Mark Ostermeyer – Creative Writer with Editing Aspirations

How would you describe your time as an English or Film Studies major at MSU?

My time as an MSU English major has been both transformative and revealing. Coming into college, I knew that I wanted to take the Creative Writing Concentration to improve my fiction and non-fiction writing skills. I can say that after taking both introductory and advanced courses in CW, I have gotten much better at crafting stories with sound plots and realistic, dynamic characters. My other ENG classes from 210 to 492 have revealed to me how literature can offer an entry point into or, at the very least, a way to understand different ways of life, different life experiences. I have read Latino/a literature, poems by Audre Lorde, essays by David Foster Wallace and John McPhee, and books by Colson Whitehead and Kelli Jo Ford. I have found that there are countless experiences and narratives in the world. Literature, regardless of genre, offers a perfect conduit of expression. The English program showed me that conduit.

Which classes, instructors, or experiences particularly stand out for you and why? How did they prepare you for the next phase of your life?

During my sophomore year, I took ENG 280 with Professor Jyotsna Singh. That class helped me grow my analytical skills and introduced me to a diverse set of fiction books, my favorite of which was Mohsin Hamid’s Exit West. In reading each of these titles, I saw that genre fiction has so much to offer the literary community. That class inspired me to be wide read, something that will only help me in my future editorial career. Last semester, I took ENG 428 with Professor Megan Giddings. The advanced fiction class was centered around extensive revision and workshopping. Over the course of the term, I wrote four versions of the same story, changing the point of view to find the version that best enhanced the plot. I am grateful for that class making me a great writer.

And, of course, I have to give a shoutout to Professor Stephen Rachman and my other classmates in ENG 481. We were a small group, but I enjoyed every conversation we had. Thanks for making a great seminar!

What advice would you give future English or Film Studies majors, based on your experiences in the department?

My advice for future English majors, and any student coming into the College of Arts and Letters, is to tailor your classes around a specific career/professional/literary interest. CAL offers Creative Writing classes, Film Studies courses, Screenwriting classes, etc. There are dozens of offerings and professors that can help you make the most of your degree. You can add minors and concentrations to help land the internship experience that will lead to your dream job. Take advantage of all of CAL’s offerings. You will not regret it.

What coursework-related projects were/are you working on this year, and what interests or excites you about them? (capstone courses, honors thesis, independent studies, etc.)

Like I previously mentioned, in my ENG 428 class, I had to write four versions of a story.
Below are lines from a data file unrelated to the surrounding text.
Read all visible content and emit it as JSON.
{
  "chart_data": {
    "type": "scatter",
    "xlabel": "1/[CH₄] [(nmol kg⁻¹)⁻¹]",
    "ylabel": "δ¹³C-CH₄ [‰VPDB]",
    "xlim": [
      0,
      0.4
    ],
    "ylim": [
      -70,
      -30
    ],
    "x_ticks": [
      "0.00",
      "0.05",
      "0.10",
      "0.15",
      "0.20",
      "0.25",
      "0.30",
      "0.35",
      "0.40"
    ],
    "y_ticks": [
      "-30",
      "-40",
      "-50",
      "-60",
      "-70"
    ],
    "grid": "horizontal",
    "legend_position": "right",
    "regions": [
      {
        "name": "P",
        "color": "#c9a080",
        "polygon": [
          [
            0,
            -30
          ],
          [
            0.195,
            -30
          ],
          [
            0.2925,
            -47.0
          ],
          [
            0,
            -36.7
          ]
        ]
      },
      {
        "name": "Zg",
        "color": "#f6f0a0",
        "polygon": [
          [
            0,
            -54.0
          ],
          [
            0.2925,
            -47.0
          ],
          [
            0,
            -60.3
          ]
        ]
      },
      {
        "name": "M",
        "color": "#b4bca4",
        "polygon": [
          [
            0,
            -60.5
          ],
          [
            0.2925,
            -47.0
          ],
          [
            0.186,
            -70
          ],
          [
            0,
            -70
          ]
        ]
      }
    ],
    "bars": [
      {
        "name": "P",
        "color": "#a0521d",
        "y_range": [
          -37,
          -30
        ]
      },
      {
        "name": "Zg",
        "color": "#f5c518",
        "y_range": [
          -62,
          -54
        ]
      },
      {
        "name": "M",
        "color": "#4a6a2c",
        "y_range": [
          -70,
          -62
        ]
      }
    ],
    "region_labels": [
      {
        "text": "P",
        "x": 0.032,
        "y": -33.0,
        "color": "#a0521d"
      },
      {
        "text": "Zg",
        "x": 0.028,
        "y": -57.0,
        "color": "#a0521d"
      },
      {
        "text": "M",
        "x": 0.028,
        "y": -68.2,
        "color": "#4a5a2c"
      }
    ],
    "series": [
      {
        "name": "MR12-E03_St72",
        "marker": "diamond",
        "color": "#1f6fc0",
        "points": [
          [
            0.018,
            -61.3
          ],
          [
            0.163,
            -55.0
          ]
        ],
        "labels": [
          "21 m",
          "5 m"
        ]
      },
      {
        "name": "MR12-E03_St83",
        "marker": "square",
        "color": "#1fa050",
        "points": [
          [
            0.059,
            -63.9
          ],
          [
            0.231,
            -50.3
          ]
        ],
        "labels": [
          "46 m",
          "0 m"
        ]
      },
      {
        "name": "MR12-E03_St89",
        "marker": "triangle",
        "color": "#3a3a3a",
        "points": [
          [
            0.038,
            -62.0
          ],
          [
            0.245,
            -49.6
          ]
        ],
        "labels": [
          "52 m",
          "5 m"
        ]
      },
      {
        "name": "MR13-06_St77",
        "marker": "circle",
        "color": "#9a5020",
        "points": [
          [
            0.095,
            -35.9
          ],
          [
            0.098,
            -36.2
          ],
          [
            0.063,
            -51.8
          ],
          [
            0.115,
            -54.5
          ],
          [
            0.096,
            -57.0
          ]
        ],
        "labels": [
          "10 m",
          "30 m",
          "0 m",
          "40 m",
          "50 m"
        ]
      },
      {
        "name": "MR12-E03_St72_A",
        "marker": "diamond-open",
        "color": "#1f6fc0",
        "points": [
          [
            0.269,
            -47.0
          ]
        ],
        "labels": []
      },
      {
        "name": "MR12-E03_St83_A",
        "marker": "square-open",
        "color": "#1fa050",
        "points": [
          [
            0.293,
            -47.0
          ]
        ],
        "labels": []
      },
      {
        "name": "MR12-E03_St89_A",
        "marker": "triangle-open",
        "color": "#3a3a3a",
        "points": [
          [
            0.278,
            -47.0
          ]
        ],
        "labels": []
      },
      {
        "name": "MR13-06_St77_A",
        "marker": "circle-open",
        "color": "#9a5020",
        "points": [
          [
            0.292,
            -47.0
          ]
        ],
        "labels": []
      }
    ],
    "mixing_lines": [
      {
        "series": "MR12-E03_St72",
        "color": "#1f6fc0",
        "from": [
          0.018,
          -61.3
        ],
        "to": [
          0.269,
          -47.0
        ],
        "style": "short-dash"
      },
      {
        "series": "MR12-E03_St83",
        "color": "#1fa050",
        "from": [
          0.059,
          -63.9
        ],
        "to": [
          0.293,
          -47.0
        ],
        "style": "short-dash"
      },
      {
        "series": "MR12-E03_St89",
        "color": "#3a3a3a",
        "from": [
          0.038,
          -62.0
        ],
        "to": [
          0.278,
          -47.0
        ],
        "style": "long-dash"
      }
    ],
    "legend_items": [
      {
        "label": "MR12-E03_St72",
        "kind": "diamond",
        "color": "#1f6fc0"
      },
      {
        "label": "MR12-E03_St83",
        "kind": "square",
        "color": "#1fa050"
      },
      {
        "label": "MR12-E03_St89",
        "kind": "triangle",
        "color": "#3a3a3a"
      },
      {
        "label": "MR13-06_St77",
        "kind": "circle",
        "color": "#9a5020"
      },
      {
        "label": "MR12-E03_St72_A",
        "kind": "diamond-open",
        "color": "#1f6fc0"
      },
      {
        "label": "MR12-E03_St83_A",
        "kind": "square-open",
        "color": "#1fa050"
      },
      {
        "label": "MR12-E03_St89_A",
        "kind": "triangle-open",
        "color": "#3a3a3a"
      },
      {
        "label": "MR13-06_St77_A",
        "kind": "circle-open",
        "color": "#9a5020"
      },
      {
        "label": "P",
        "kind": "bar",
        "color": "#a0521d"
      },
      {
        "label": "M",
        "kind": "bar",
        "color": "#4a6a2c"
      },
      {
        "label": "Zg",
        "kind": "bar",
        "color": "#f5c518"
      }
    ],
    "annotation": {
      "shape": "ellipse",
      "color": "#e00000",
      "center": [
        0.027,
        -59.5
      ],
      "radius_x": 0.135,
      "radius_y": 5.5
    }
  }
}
That piece was a 15-page thriller about two homicide detectives trying to bring a serial killer to justice. The story represents my best fiction work in my time in the Creative Writing program. From all of the feedback I got, I learned how to focus both on my strong characters and on the main theme of the limits of justice.

In my ENG 368 class this semester with Professor Tamar Boyadjian, I am working on a creative adaptation of a Robin Hood ballad. I have had to consider class themes and the typical themes in the original Robin Hood manuscripts to produce a fictionalized adaptation. The project in particular has let me blend my love for creative writing with course material.

What are your hopes and aspirations, post-graduation?

After I graduate from MSU, I plan on building an editorial career with a trade publisher. I do not know who I will be working for quite yet, but I am eager to work with books and help authors get their stories in print.

If you’re interested in doing so, please reflect a bit on the strange experience of being a graduating senior during COVID. What resources have been most useful to you in navigating this unprecedented situation?

The COVID-19 pandemic has changed the way that most businesses and organizations run. Last summer, I dealt with my summer publishing internship being canceled. This year, I have had to adjust to my work at The State News and the book publishing industry being fully virtual. The process has not been easy because of the fact that—and I am assuming I speak for many journalists and editors and publishers—I would love to return to the office. The pandemic, however, persists. As a result, I have had to lean on my friendships with my coworkers, rely on their knowledge and advice, and communicate with them to get quality work done. The State News has published amazing articles since the start of the pandemic and only because of our collaborative workflow. It is a process that will help me transition into a career in book publishing.